Curate photos from your phone, desktop or inbox

There are a number of things happening here, and if I’m parsing this correctly, these changes will come via an update to the OneDrive sync app for Windows 7 and 8.x in the coming month.

Automatically import photos from devices that are connected to your Windows 7 or 8.x-based PC. This will make it easy to back up photos from your camera, USB stick, or external hard drive to not only your computer, but also to the cloud, Microsoft says. Imported photos will be saved to a new “Camera imports”

Save screenshots to OneDrive. You will be able to save screenshots directly to OneDrive too, using a new “Screenshots” folder. Screenshots will still be in the clipboard as before, but “now you’ll have another copy that is easy to share and available to you from any device,” Microsoft notes.

Save email-based photos to OneDrive. Earlier this month, Microsoft added the ability save any attachments to OneDrive from Outlook.com. But now you will be able to “one-click save” photo attachments in each in Outlook.com to your OneDrive too.

View, manage, and share photos with Albums

This one is available immediately (or thereabouts).

If you’re familiar with the borderline useless raw dump of photos in the camera roll folder today, you will appreciate that Microsoft is finally introducing an Albums feature that provides you with new ways to view, manage, and share your photos. Hinted at by the new Photos app in Windows 10 Technical Preview 2, Albums are automatically generated views—virtual folders, essentially—that are based on events (time, place, location).

album

Albums provide larger thumbnails, edge-to-edge photo views, and a beautiful collage format. When you open a photo, it now fills up the whole screen, and you can view both photos and videos in these albums. You can also create your own albums, which you can then easily share with others.

album-ios

And finally—brace yourself—Albums will be coming first to the web and OneDrive iOS app starting today, with Android and Windows Phone app updates coming soon.

share

Search for your photos (and other files) in “a new and exciting way”

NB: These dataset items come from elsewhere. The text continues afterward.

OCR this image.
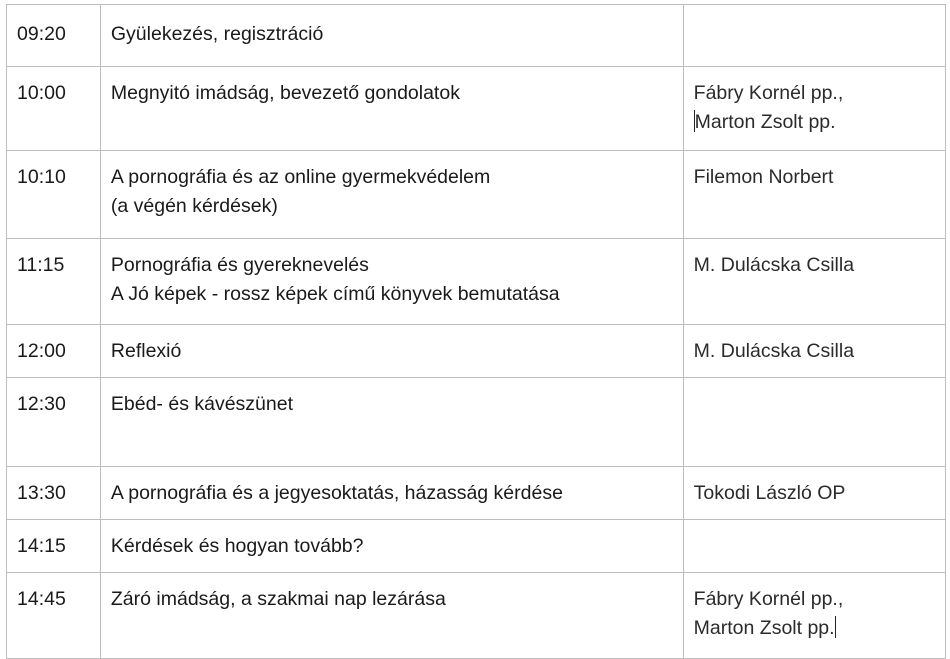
09:20	Gyülekezés, regisztráció	

10:00	Megnyitó imádság, bevezető gondolatok	Fábry Kornél pp.,
Marton Zsolt pp.

10:10	A pornográfia és az online gyermekvédelem
(a végén kérdések)	Filemon Norbert

11:15	Pornográfia és gyereknevelés
A Jó képek - rossz képek című könyvek bemutatása	M. Dulácska Csilla

12:00	Reflexió	M. Dulácska Csilla

12:30	Ebéd- és kávészünet	

13:30	A pornográfia és a jegyesoktatás, házasság kérdése	Tokodi László OP

14:15	Kérdések és hogyan tovább?	

14:45	Záró imádság, a szakmai nap lezárása	Fábry Kornél pp.,
Marton Zsolt pp.
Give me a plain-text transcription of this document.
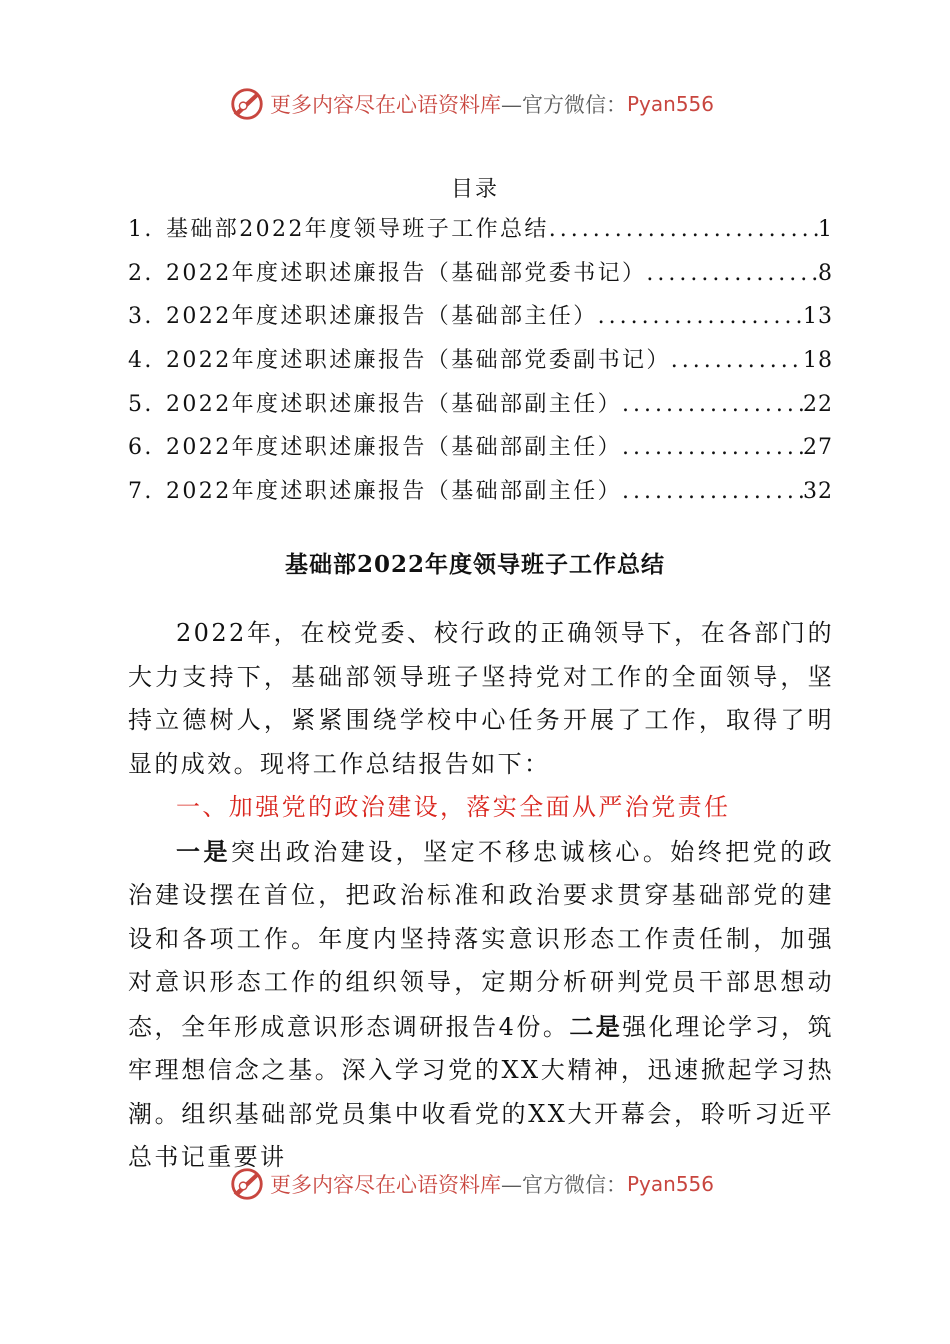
更多内容尽在心语资料库 —官方微信： Pyan556
目录
1. 基础部2022年度领导班子工作总结 .....	1
2. 2022年度述职述廉报告（基础部党委书记） .....	8
3. 2022年度述职述廉报告（基础部主任） .....	13
4. 2022年度述职述廉报告（基础部党委副书记） .....	18
5. 2022年度述职述廉报告（基础部副主任） .....	22
6. 2022年度述职述廉报告（基础部副主任） .....	27
7. 2022年度述职述廉报告（基础部副主任） .....	32
基础部2022年度领导班子工作总结

2022年，在校党委、校行政的正确领导下，在各部门的大力支持下，基础部领导班子坚持党对工作的全面领导，坚持立德树人，紧紧围绕学校中心任务开展了工作，取得了明显的成效。现将工作总结报告如下：

一、加强党的政治建设，落实全面从严治党责任

一是突出政治建设，坚定不移忠诚核心。始终把党的政治建设摆在首位，把政治标准和政治要求贯穿基础部党的建设和各项工作。年度内坚持落实意识形态工作责任制，加强对意识形态工作的组织领导，定期分析研判党员干部思想动态，全年形成意识形态调研报告4份。二是强化理论学习，筑牢理想信念之基。深入学习党的XX大精神，迅速掀起学习热潮。组织基础部党员集中收看党的XX大开幕会，聆听习近平总书记重要讲

更多内容尽在心语资料库 —官方微信： Pyan556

And then there’s search. Microsoft says its OneDrive and Bing teams have partnered with Microsoft Research to deliver a new OneDrive search experience that lets you search for photos based on time, location, or text that is extracted from images themselves. You can also search for photos based on tags—both ones you manually created and ones that OneDrive has automatically identified. And for documents, you can also search Office documents and PDFs by the text inside of them.

search

It looks like web and iOS first here as well.